How new recordbreaker hit 47 knots in the Southern Ocean and can out-pace weather systems
What marks out the world’s fastest sailing boat? Is it one that can reach 50 knots for a matter of miles – L’Hydroptère style – or one that can top 30 in little more than a zephyr of a breeze on a downwind leg of the America’s Cup?
You can argue the merits of both but for me the most impressive measure of speed is out on the open ocean where massive and chaotic elements are always in charge and you cannot wait for the right conditions.
High average speeds are most indicative of a yacht’s and crew’s ability to harness every condition that’s thrown at them and the best demonstration of seamanship, that great art and precious feel born of hardened experience.
Groupama 3’s Jules Verne record of 48 days and 7 hours is a perfect example.
Navigator Stan Honey told me that the 103ft trimaran briefly touched a peak speed of 47 knots – in the Southern Ocean, imagine that! – but, more importantly, hit such high sustained averages “we were sailing at 36, 37 knots for hours at a time.”
Even more amazing, for me, was Groupama’s ability to outsmart the weather.
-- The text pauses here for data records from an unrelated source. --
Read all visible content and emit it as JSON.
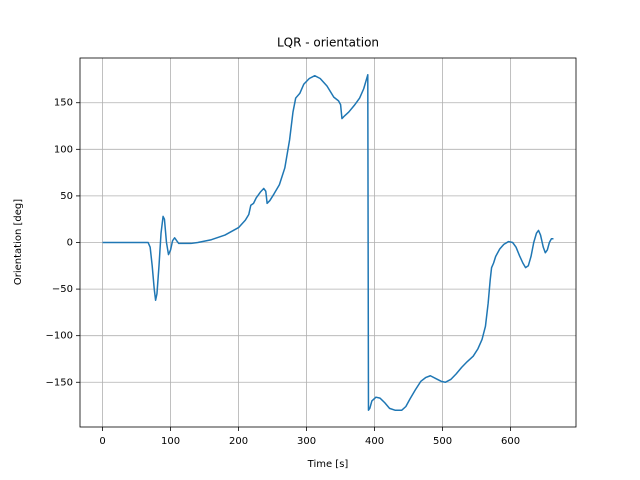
{
  "chart_data": {
    "type": "line",
    "title": "LQR - orientation",
    "x_label": "Time [s]",
    "y_label": "Orientation [deg]",
    "x": [
      0,
      30,
      60,
      67,
      70,
      73,
      76,
      78,
      80,
      83,
      86,
      89,
      91,
      94,
      97,
      100,
      103,
      106,
      109,
      112,
      120,
      130,
      140,
      160,
      180,
      200,
      210,
      215,
      218,
      222,
      226,
      232,
      237,
      240,
      242,
      246,
      252,
      260,
      268,
      275,
      280,
      284,
      290,
      296,
      304,
      312,
      320,
      330,
      340,
      347,
      350,
      352,
      356,
      362,
      370,
      378,
      384,
      390,
      391,
      393,
      396,
      402,
      408,
      415,
      422,
      430,
      440,
      446,
      452,
      460,
      468,
      475,
      482,
      490,
      498,
      504,
      512,
      520,
      528,
      536,
      545,
      552,
      558,
      563,
      567,
      570,
      572,
      575,
      578,
      584,
      590,
      597,
      603,
      608,
      613,
      618,
      622,
      626,
      630,
      634,
      638,
      641,
      644,
      648,
      651,
      654,
      657,
      660,
      663
    ],
    "series": [
      {
        "name": "orientation",
        "color": "#1f77b4",
        "values": [
          0,
          0,
          0,
          0,
          -5,
          -25,
          -50,
          -62,
          -55,
          -25,
          10,
          28,
          25,
          0,
          -13,
          -8,
          2,
          5,
          2,
          -1,
          -1,
          -1,
          0,
          3,
          8,
          16,
          24,
          30,
          40,
          42,
          48,
          54,
          58,
          55,
          42,
          45,
          52,
          62,
          80,
          110,
          140,
          155,
          160,
          170,
          176,
          179,
          176,
          168,
          156,
          152,
          148,
          133,
          136,
          140,
          147,
          155,
          165,
          180,
          -180,
          -178,
          -170,
          -166,
          -167,
          -172,
          -178,
          -180,
          -180,
          -176,
          -168,
          -158,
          -149,
          -145,
          -143,
          -146,
          -149,
          -150,
          -147,
          -141,
          -134,
          -128,
          -122,
          -114,
          -104,
          -90,
          -65,
          -40,
          -27,
          -22,
          -15,
          -7,
          -2,
          1,
          0,
          -5,
          -14,
          -22,
          -27,
          -25,
          -15,
          0,
          10,
          13,
          8,
          -5,
          -11,
          -8,
          0,
          4,
          4
        ]
      }
    ],
    "xlim": [
      -33.15,
      696.15
    ],
    "ylim": [
      -198,
      198
    ],
    "xticks": [
      0,
      100,
      200,
      300,
      400,
      500,
      600
    ],
    "yticks": [
      {
        "value": -150,
        "label": "−150"
      },
      {
        "value": -100,
        "label": "−100"
      },
      {
        "value": -50,
        "label": "−50"
      },
      0,
      50,
      100,
      150
    ],
    "grid": true
  }
}
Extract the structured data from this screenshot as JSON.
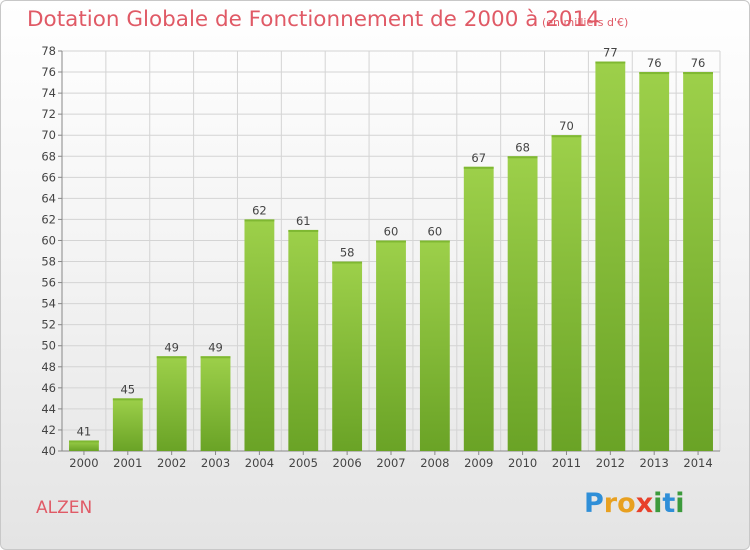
{
  "chart_data": {
    "type": "bar",
    "title": "Dotation Globale de Fonctionnement de 2000 à 2014",
    "unit": "(en milliers d'€)",
    "categories": [
      "2000",
      "2001",
      "2002",
      "2003",
      "2004",
      "2005",
      "2006",
      "2007",
      "2008",
      "2009",
      "2010",
      "2011",
      "2012",
      "2013",
      "2014"
    ],
    "values": [
      41,
      45,
      49,
      49,
      62,
      61,
      58,
      60,
      60,
      67,
      68,
      70,
      77,
      76,
      76
    ],
    "ylim": [
      40,
      78
    ],
    "ytick_step": 2,
    "grid": true,
    "bar_color": "#8cc43c",
    "bar_color_dark": "#6da52a"
  },
  "town": "ALZEN",
  "logo": {
    "letters": [
      "P",
      "r",
      "o",
      "x",
      "i",
      "t",
      "i"
    ],
    "colors": [
      "#2f8fd8",
      "#e8a020",
      "#e8a020",
      "#e8402a",
      "#3c9a3c",
      "#2f8fd8",
      "#3c9a3c"
    ]
  },
  "colors": {
    "title": "#e05a66",
    "grid": "#d4d4d4",
    "axis_text": "#444444"
  }
}
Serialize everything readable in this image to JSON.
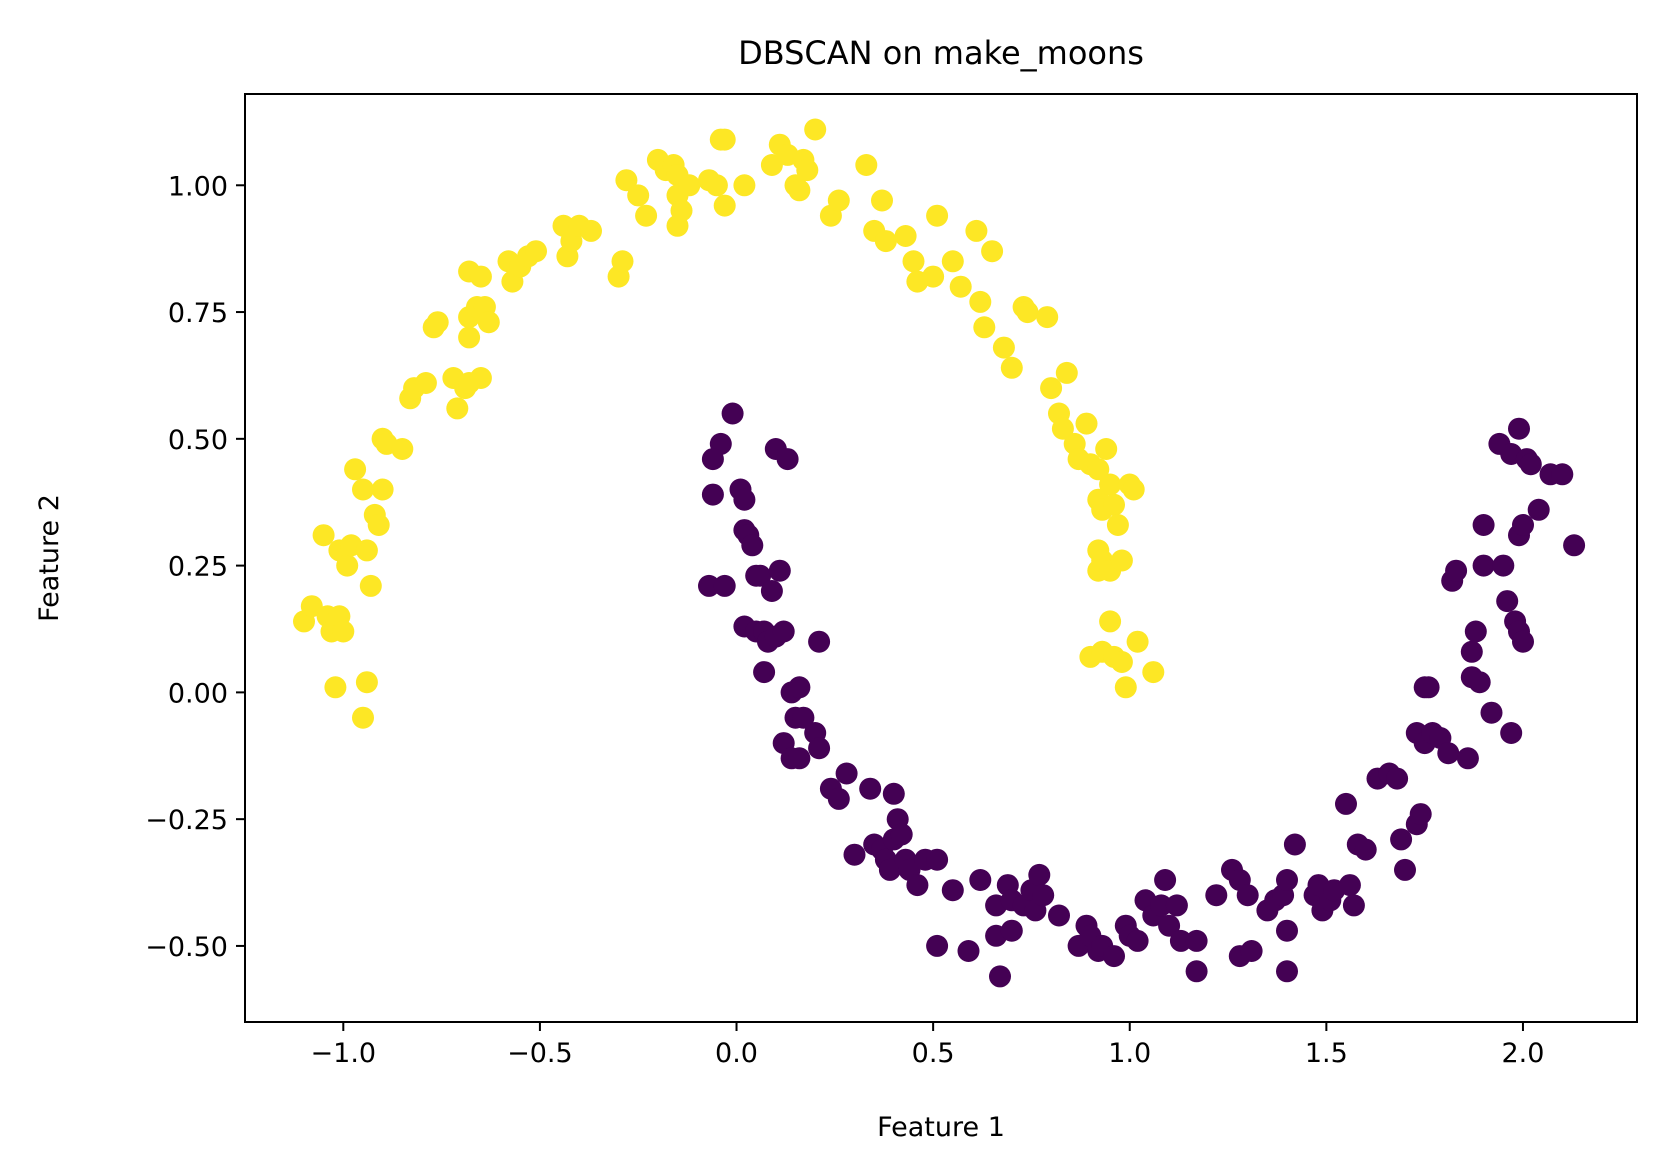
{
  "chart_data": {
    "type": "scatter",
    "title": "DBSCAN on make_moons",
    "xlabel": "Feature 1",
    "ylabel": "Feature 2",
    "xlim": [
      -1.25,
      2.29
    ],
    "ylim": [
      -0.65,
      1.18
    ],
    "xticks": [
      -1.0,
      -0.5,
      0.0,
      0.5,
      1.0,
      1.5,
      2.0
    ],
    "xtick_labels": [
      "−1.0",
      "−0.5",
      "0.0",
      "0.5",
      "1.0",
      "1.5",
      "2.0"
    ],
    "yticks": [
      -0.5,
      -0.25,
      0.0,
      0.25,
      0.5,
      0.75,
      1.0
    ],
    "ytick_labels": [
      "−0.50",
      "−0.25",
      "0.00",
      "0.25",
      "0.50",
      "0.75",
      "1.00"
    ],
    "grid": false,
    "legend": false,
    "series": [
      {
        "color": "#fde725",
        "points": [
          [
            -1.1,
            0.14
          ],
          [
            -1.08,
            0.17
          ],
          [
            -1.04,
            0.15
          ],
          [
            -1.03,
            0.12
          ],
          [
            -1.01,
            0.15
          ],
          [
            -1.0,
            0.12
          ],
          [
            -1.02,
            0.01
          ],
          [
            -0.94,
            0.02
          ],
          [
            -0.95,
            -0.05
          ],
          [
            -1.05,
            0.31
          ],
          [
            -1.01,
            0.28
          ],
          [
            -0.99,
            0.25
          ],
          [
            -0.98,
            0.29
          ],
          [
            -0.94,
            0.28
          ],
          [
            -0.93,
            0.21
          ],
          [
            -0.92,
            0.35
          ],
          [
            -0.91,
            0.33
          ],
          [
            -0.9,
            0.4
          ],
          [
            -0.97,
            0.44
          ],
          [
            -0.95,
            0.4
          ],
          [
            -0.9,
            0.5
          ],
          [
            -0.89,
            0.49
          ],
          [
            -0.85,
            0.48
          ],
          [
            -0.83,
            0.58
          ],
          [
            -0.82,
            0.6
          ],
          [
            -0.79,
            0.61
          ],
          [
            -0.77,
            0.72
          ],
          [
            -0.76,
            0.73
          ],
          [
            -0.72,
            0.62
          ],
          [
            -0.71,
            0.56
          ],
          [
            -0.69,
            0.6
          ],
          [
            -0.68,
            0.61
          ],
          [
            -0.65,
            0.62
          ],
          [
            -0.68,
            0.7
          ],
          [
            -0.68,
            0.74
          ],
          [
            -0.66,
            0.76
          ],
          [
            -0.64,
            0.76
          ],
          [
            -0.63,
            0.73
          ],
          [
            -0.68,
            0.83
          ],
          [
            -0.65,
            0.82
          ],
          [
            -0.58,
            0.85
          ],
          [
            -0.57,
            0.81
          ],
          [
            -0.55,
            0.84
          ],
          [
            -0.53,
            0.86
          ],
          [
            -0.51,
            0.87
          ],
          [
            -0.44,
            0.92
          ],
          [
            -0.43,
            0.86
          ],
          [
            -0.42,
            0.89
          ],
          [
            -0.4,
            0.92
          ],
          [
            -0.37,
            0.91
          ],
          [
            -0.3,
            0.82
          ],
          [
            -0.29,
            0.85
          ],
          [
            -0.28,
            1.01
          ],
          [
            -0.25,
            0.98
          ],
          [
            -0.23,
            0.94
          ],
          [
            -0.2,
            1.05
          ],
          [
            -0.18,
            1.03
          ],
          [
            -0.16,
            1.04
          ],
          [
            -0.15,
            1.02
          ],
          [
            -0.15,
            0.98
          ],
          [
            -0.15,
            0.92
          ],
          [
            -0.14,
            0.95
          ],
          [
            -0.12,
            1.0
          ],
          [
            -0.07,
            1.01
          ],
          [
            -0.05,
            1.0
          ],
          [
            -0.04,
            1.09
          ],
          [
            -0.03,
            1.09
          ],
          [
            -0.03,
            0.96
          ],
          [
            0.02,
            1.0
          ],
          [
            0.09,
            1.04
          ],
          [
            0.11,
            1.08
          ],
          [
            0.13,
            1.06
          ],
          [
            0.15,
            1.0
          ],
          [
            0.16,
            0.99
          ],
          [
            0.17,
            1.05
          ],
          [
            0.18,
            1.03
          ],
          [
            0.2,
            1.11
          ],
          [
            0.24,
            0.94
          ],
          [
            0.26,
            0.97
          ],
          [
            0.33,
            1.04
          ],
          [
            0.35,
            0.91
          ],
          [
            0.37,
            0.97
          ],
          [
            0.38,
            0.89
          ],
          [
            0.43,
            0.9
          ],
          [
            0.45,
            0.85
          ],
          [
            0.46,
            0.81
          ],
          [
            0.5,
            0.82
          ],
          [
            0.51,
            0.94
          ],
          [
            0.55,
            0.85
          ],
          [
            0.57,
            0.8
          ],
          [
            0.61,
            0.91
          ],
          [
            0.62,
            0.77
          ],
          [
            0.63,
            0.72
          ],
          [
            0.65,
            0.87
          ],
          [
            0.68,
            0.68
          ],
          [
            0.7,
            0.64
          ],
          [
            0.73,
            0.76
          ],
          [
            0.74,
            0.75
          ],
          [
            0.79,
            0.74
          ],
          [
            0.8,
            0.6
          ],
          [
            0.82,
            0.55
          ],
          [
            0.83,
            0.52
          ],
          [
            0.84,
            0.63
          ],
          [
            0.86,
            0.49
          ],
          [
            0.87,
            0.46
          ],
          [
            0.89,
            0.53
          ],
          [
            0.9,
            0.45
          ],
          [
            0.92,
            0.44
          ],
          [
            0.94,
            0.48
          ],
          [
            0.92,
            0.38
          ],
          [
            0.93,
            0.36
          ],
          [
            0.95,
            0.41
          ],
          [
            0.96,
            0.37
          ],
          [
            0.97,
            0.33
          ],
          [
            0.92,
            0.28
          ],
          [
            0.92,
            0.24
          ],
          [
            0.93,
            0.26
          ],
          [
            0.95,
            0.24
          ],
          [
            0.98,
            0.26
          ],
          [
            1.0,
            0.41
          ],
          [
            1.01,
            0.4
          ],
          [
            0.95,
            0.14
          ],
          [
            0.9,
            0.07
          ],
          [
            0.93,
            0.08
          ],
          [
            0.96,
            0.07
          ],
          [
            0.98,
            0.06
          ],
          [
            0.99,
            0.01
          ],
          [
            1.02,
            0.1
          ],
          [
            1.06,
            0.04
          ]
        ]
      },
      {
        "color": "#440154",
        "points": [
          [
            -0.01,
            0.55
          ],
          [
            -0.04,
            0.49
          ],
          [
            -0.06,
            0.46
          ],
          [
            -0.06,
            0.39
          ],
          [
            -0.07,
            0.21
          ],
          [
            -0.03,
            0.21
          ],
          [
            0.01,
            0.4
          ],
          [
            0.02,
            0.38
          ],
          [
            0.02,
            0.32
          ],
          [
            0.03,
            0.31
          ],
          [
            0.04,
            0.29
          ],
          [
            0.05,
            0.23
          ],
          [
            0.06,
            0.23
          ],
          [
            0.09,
            0.2
          ],
          [
            0.11,
            0.24
          ],
          [
            0.1,
            0.48
          ],
          [
            0.13,
            0.46
          ],
          [
            0.02,
            0.13
          ],
          [
            0.05,
            0.12
          ],
          [
            0.07,
            0.12
          ],
          [
            0.08,
            0.1
          ],
          [
            0.1,
            0.11
          ],
          [
            0.12,
            0.12
          ],
          [
            0.07,
            0.04
          ],
          [
            0.14,
            0.0
          ],
          [
            0.16,
            0.01
          ],
          [
            0.21,
            0.1
          ],
          [
            0.15,
            -0.05
          ],
          [
            0.17,
            -0.05
          ],
          [
            0.2,
            -0.08
          ],
          [
            0.21,
            -0.11
          ],
          [
            0.12,
            -0.1
          ],
          [
            0.14,
            -0.13
          ],
          [
            0.16,
            -0.13
          ],
          [
            0.24,
            -0.19
          ],
          [
            0.26,
            -0.21
          ],
          [
            0.28,
            -0.16
          ],
          [
            0.3,
            -0.32
          ],
          [
            0.34,
            -0.19
          ],
          [
            0.35,
            -0.3
          ],
          [
            0.37,
            -0.31
          ],
          [
            0.38,
            -0.33
          ],
          [
            0.39,
            -0.35
          ],
          [
            0.4,
            -0.29
          ],
          [
            0.41,
            -0.25
          ],
          [
            0.42,
            -0.28
          ],
          [
            0.43,
            -0.33
          ],
          [
            0.4,
            -0.2
          ],
          [
            0.44,
            -0.35
          ],
          [
            0.46,
            -0.38
          ],
          [
            0.48,
            -0.33
          ],
          [
            0.51,
            -0.33
          ],
          [
            0.55,
            -0.39
          ],
          [
            0.51,
            -0.5
          ],
          [
            0.59,
            -0.51
          ],
          [
            0.62,
            -0.37
          ],
          [
            0.66,
            -0.42
          ],
          [
            0.66,
            -0.48
          ],
          [
            0.67,
            -0.56
          ],
          [
            0.69,
            -0.38
          ],
          [
            0.7,
            -0.41
          ],
          [
            0.7,
            -0.47
          ],
          [
            0.73,
            -0.42
          ],
          [
            0.75,
            -0.39
          ],
          [
            0.77,
            -0.36
          ],
          [
            0.76,
            -0.43
          ],
          [
            0.78,
            -0.4
          ],
          [
            0.82,
            -0.44
          ],
          [
            0.87,
            -0.5
          ],
          [
            0.89,
            -0.46
          ],
          [
            0.9,
            -0.48
          ],
          [
            0.92,
            -0.51
          ],
          [
            0.93,
            -0.5
          ],
          [
            0.96,
            -0.52
          ],
          [
            0.99,
            -0.46
          ],
          [
            1.0,
            -0.48
          ],
          [
            1.02,
            -0.49
          ],
          [
            1.04,
            -0.41
          ],
          [
            1.06,
            -0.44
          ],
          [
            1.09,
            -0.37
          ],
          [
            1.08,
            -0.42
          ],
          [
            1.1,
            -0.46
          ],
          [
            1.12,
            -0.42
          ],
          [
            1.13,
            -0.49
          ],
          [
            1.17,
            -0.49
          ],
          [
            1.17,
            -0.55
          ],
          [
            1.22,
            -0.4
          ],
          [
            1.26,
            -0.35
          ],
          [
            1.28,
            -0.52
          ],
          [
            1.31,
            -0.51
          ],
          [
            1.28,
            -0.37
          ],
          [
            1.3,
            -0.4
          ],
          [
            1.35,
            -0.43
          ],
          [
            1.37,
            -0.41
          ],
          [
            1.39,
            -0.4
          ],
          [
            1.4,
            -0.37
          ],
          [
            1.4,
            -0.47
          ],
          [
            1.4,
            -0.55
          ],
          [
            1.42,
            -0.3
          ],
          [
            1.47,
            -0.4
          ],
          [
            1.48,
            -0.38
          ],
          [
            1.49,
            -0.43
          ],
          [
            1.51,
            -0.41
          ],
          [
            1.52,
            -0.39
          ],
          [
            1.55,
            -0.22
          ],
          [
            1.56,
            -0.38
          ],
          [
            1.57,
            -0.42
          ],
          [
            1.58,
            -0.3
          ],
          [
            1.6,
            -0.31
          ],
          [
            1.63,
            -0.17
          ],
          [
            1.66,
            -0.16
          ],
          [
            1.68,
            -0.17
          ],
          [
            1.69,
            -0.29
          ],
          [
            1.7,
            -0.35
          ],
          [
            1.73,
            -0.26
          ],
          [
            1.74,
            -0.24
          ],
          [
            1.73,
            -0.08
          ],
          [
            1.75,
            -0.1
          ],
          [
            1.77,
            -0.08
          ],
          [
            1.79,
            -0.09
          ],
          [
            1.81,
            -0.12
          ],
          [
            1.75,
            0.01
          ],
          [
            1.76,
            0.01
          ],
          [
            1.86,
            -0.13
          ],
          [
            1.87,
            0.03
          ],
          [
            1.89,
            0.02
          ],
          [
            1.87,
            0.08
          ],
          [
            1.88,
            0.12
          ],
          [
            1.92,
            -0.04
          ],
          [
            1.97,
            -0.08
          ],
          [
            1.9,
            0.25
          ],
          [
            1.9,
            0.33
          ],
          [
            1.95,
            0.25
          ],
          [
            1.96,
            0.18
          ],
          [
            1.98,
            0.14
          ],
          [
            1.99,
            0.12
          ],
          [
            2.0,
            0.1
          ],
          [
            1.82,
            0.22
          ],
          [
            1.83,
            0.24
          ],
          [
            1.94,
            0.49
          ],
          [
            1.97,
            0.47
          ],
          [
            1.99,
            0.52
          ],
          [
            1.99,
            0.31
          ],
          [
            2.0,
            0.33
          ],
          [
            2.01,
            0.46
          ],
          [
            2.02,
            0.45
          ],
          [
            2.04,
            0.36
          ],
          [
            2.07,
            0.43
          ],
          [
            2.1,
            0.43
          ],
          [
            2.13,
            0.29
          ]
        ]
      }
    ]
  }
}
This is something new to a handful of the world’s fastest yachts: they can overtake weather systems.
A perfect example was provided in the final acceleration of Groupama to the finish at Ushant, when she shot ahead of the reference time by punching through a cold front from back to front.
Just think of that: travelling so much faster that you can not only cross that front but escape ahead of the narrow band of calm winds and sloppy seas right after it.
It’s this ability to jump over and between weather systems that is defining the way Jules Verne challenges are bettered. Groupama 3 demonstrates how today’s super-fast multihulls are getting better at it.
The boat is nimble, much more so than a Volvo 70, comments Stan Honey. You can tack or gybe without having to unstack and stack every last item on board and that makes it easier to stay in phase with a weather system.
“On other boats stacking can take over half an hour and need the entire crew and it’s a back-breaking effort,” he says. “So if, as a navigator, you’re tacking on a ridge and you get [the timing] wrong you and screw it up you’ll end up tacking it three times and that can wreck the crew.
“People who are supposed to be sleeping are not sleeping. You have to dig into every shift.
“On Groupama we can tack on each of the headers. We did a lot of tacking or gybing on shifts and while you have to get the standby watch up, it doesn’t involve everyone. It makes some things easier. It’s more the optimum solution.”
This can be done with a relatively small crew – skipper and nine others on Groupama – and a fairly small sail wardrobe on furlers means that there were less injuries than on most ocean racing monohulls, where clew ring wounds during sail changes are not uncommon.
Transitions in light winds are all-important but inevitably it’s the high speeds that give Jules Verne records their rugged glamour. You must admit it’s hard to get too much of a good thing. Vicariously.
I ask Stan Honey what it’s like. I don’t get the impression of a man much given to hyperbole. He says:
“At high speed you can hardly write. Just trying to hold a pencil is really hard. My log book looks like a seismograph.
“Everything gets less efficient. Using a computer is difficult. I can’t use a mouse, I use a trackball but even so I have to wedge my hand to use it.”
As the sole American – the sole ‘Anglo-Saxon’ on board – Honey noticed some big differences compared with the US and New Zealand crews with whom he usually races.
There is more emphasis on comfort and fun as components of morale and success. Some build weight is spent on protecting helmsman and crew; food on board is better.
“In the Kiwi boats it’s all business and it’s all silent. Totally professional. It’s almost a point of pride that it’s tough and hard and miserable and cold,” he says. “And the food’s awful.
“The French have more fun, the guys know how to cook, they add olive oil, they have a stash of meat and cheese that’s shared every few nights.
“And there’s the odd cocktail. So sometimes you think you’ve gone to heaven.”